Best Buy/CompUSA/Office Depot employees do not scare the customers and block the customers coming to you directly.

These are the few problems of monopoly that Apple so conveniently takes advantage of.


A mini shop seems possible on the iPhone. Does Apple prevent sideloading? I'm not familiar enough with the ecosystem.

How does Apple scare customers? By giving them a warning about sideloading?

A warning hardly seems monopolistic? Unless I'm misunderstanding your post


Yes they prevent sideloading.

The scare part refers to warning dialogs that iOS would pop up if you used a link to an external web browser to collect payments. It would warn you that Apple wasn't running the payments and use scary language warning you about potential fraud, etc. to try to scare people away. They would also demand a 27% fee from developers for collecting money on the web outside apps if users were paying from following that link.


As a developer, you are allowed to put only one 'link' (not a more user friendly button/supporting text) to your own website for any purchase, it has to be a small font, and not in the checkout flow that takes to Apple pay. Which in itself is very scummy to begin with.

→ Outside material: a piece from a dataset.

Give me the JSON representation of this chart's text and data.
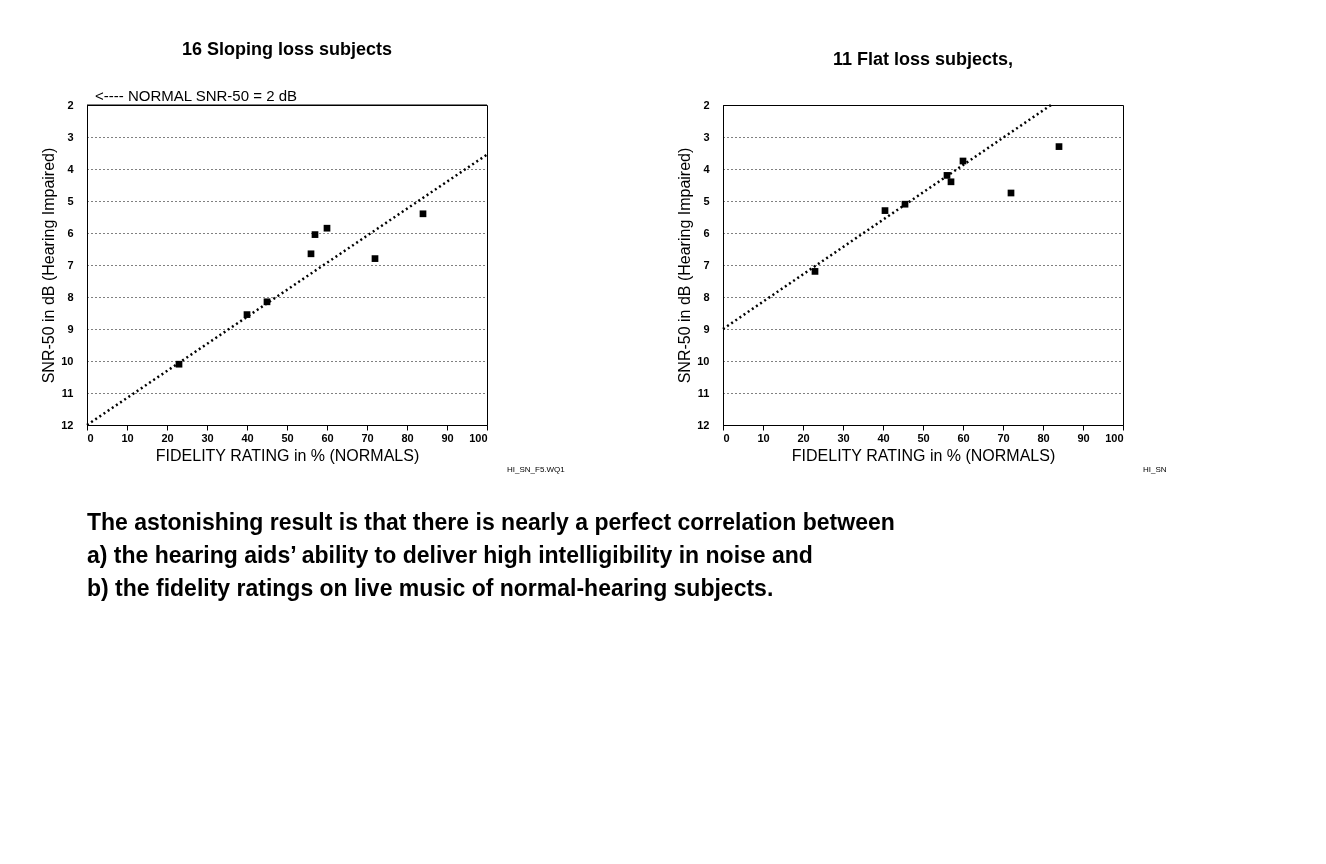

To top it, when the user actually sees that hidden 'link' and clicks on that, the user is put up with a big screen of message that the external website doesn't have security, privacy etc.

Check it yourself in this article by a developer: https://www.macstories.net/news/an-app-store-first-delta-add...


You listed around 4 competing stores in your example, but Apple explicitly does not allow anyone to compete with their own store (except for in the EU, thanks to the DMA, and even then they take their cut, see below).

Another issue with the analogy is that when you buy a PC in a physical store, that store does not continue taking a cut of all software bought on that PC using i.e. unrelated digital stores (but that's precisely what Apple is asking from competing stores in the EU).


> Shelf space, physical distribution, and store operations, etc costs money -- but so does bandwidth, security, tech ops, etc of all of these platforms.

But do they cost the same per unit sold?

> Why isn't it ok for a digital store to require a markup to sell?

It is ok, just not 30%.


Because there is only one store. Two if you count the Play store, but you're not required to be in that store. And when you become big enough, suddenly you're playing by different rules, rules where monopoly laws come into play.

I'd agree with you if that cut was 5, maybe 10%. I just don't understand how they can justify 30% outside of "you don't have any other choice".

I think if you're ok with some markup you should be fine with any. At some point, it becomes so large users will leave the platform. Finding the right balance is not a guarantee

I mean the parent comment explained the justification: 30% is traditionally not an outrageous cut for a distributor

This is an awful set of arguments, even suggesting at one point that most developers would be happy letting Apple garnish their in-app purchases for 30%. Handling your own payments is so simple cheap these days. These models need to die.

And no it's not unbelievable, incredible or any other bombastic phrase to mean the same that lying to a court gets you in serious trouble.